The car company Stellantis earned significantly more last year, benefiting from high sales prices and cost savings. Net profit climbed to a record level of 16.8 billion euros, a good quarter compared to the previous year, as the company announced on Wednesday at its headquarters in Amsterdam. Sales rose by 18 percent to 179.6 billion euros, although Stellantis with its brands such as Peugeot, Fiat, Chrysler and Opel sold around two percent fewer vehicles with 5.7 million deliveries. Higher prices and exchange rate effects as a result of the weak euro provided the biggest boost. Stellantis now intends to pay a dividend of 1.34 euros per share and buy back shares for an additional 1.5 billion euros.

More profit than expected

Stellantis was unexpectedly profitable in day-to-day business. Adjusted for special effects, earnings before interest and taxes rose by 29 percent to 23.3 billion euros. As a result, 13 percent of sales remained as operating profit, 1.2 percentage points more than in the previous year. CEO Carlos Tavares had promised at least 12 percent with the forecast. In 2023, the operating margin is expected to be at least double-digit again.

Stellantis estimated the cost savings from the merger between PSA and Fiat Chrysler in mid-January 2021 at 7.1 billion euros. They were thus higher than originally planned. For reasons of comparability, Stellantis assumes that the merger partners already belonged together for the entire previous year 2021.

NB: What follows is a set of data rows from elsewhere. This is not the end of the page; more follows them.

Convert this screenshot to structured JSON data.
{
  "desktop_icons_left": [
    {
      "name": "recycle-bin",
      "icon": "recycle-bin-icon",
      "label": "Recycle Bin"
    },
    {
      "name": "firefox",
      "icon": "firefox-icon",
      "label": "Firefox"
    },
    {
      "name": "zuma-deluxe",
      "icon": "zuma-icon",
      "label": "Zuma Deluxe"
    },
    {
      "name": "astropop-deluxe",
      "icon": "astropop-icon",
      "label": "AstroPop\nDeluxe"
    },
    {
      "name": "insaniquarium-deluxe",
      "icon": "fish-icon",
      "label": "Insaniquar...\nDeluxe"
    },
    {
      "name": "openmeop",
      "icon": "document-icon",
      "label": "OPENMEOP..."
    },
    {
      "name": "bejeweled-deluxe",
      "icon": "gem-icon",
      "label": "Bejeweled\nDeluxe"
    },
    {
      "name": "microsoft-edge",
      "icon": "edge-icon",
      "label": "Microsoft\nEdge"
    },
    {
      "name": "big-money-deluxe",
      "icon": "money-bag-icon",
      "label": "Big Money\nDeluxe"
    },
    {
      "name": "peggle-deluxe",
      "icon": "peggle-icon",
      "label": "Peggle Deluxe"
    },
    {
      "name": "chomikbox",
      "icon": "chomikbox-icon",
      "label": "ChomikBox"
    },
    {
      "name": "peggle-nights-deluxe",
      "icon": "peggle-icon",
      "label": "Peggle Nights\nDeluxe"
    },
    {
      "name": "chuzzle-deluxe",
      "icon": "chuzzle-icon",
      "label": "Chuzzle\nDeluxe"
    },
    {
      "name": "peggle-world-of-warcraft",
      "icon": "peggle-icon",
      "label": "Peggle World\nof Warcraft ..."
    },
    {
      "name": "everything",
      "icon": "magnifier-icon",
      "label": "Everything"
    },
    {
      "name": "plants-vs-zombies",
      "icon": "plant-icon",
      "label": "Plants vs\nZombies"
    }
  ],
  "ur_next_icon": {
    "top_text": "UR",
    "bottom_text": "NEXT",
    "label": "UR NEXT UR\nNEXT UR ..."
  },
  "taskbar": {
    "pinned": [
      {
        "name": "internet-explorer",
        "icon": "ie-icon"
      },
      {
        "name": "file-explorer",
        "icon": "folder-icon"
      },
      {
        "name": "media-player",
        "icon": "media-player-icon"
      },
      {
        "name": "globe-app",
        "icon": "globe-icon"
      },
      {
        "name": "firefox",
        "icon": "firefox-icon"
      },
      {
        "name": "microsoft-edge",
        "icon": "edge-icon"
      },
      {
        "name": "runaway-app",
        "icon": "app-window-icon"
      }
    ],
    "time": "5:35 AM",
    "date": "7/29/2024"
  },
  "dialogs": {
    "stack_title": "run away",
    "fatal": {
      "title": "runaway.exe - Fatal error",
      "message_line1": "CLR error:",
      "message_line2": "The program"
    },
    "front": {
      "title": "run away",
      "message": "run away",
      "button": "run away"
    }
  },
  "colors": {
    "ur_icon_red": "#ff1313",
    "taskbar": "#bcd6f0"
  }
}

The group, with roots in France and Italy, but also in the USA, continues to do its biggest and best business in North America. There, the operating margin rose again slightly by 0.1 percentage points to 16.4 percent. In Europe, it was 9.9 percent after 9.1 percent in the previous year. Opel and its British sister brand Vauxhall were also able to benefit somewhat from rising prices in the EU. Stellantis did not make financial details of Opel's performance public.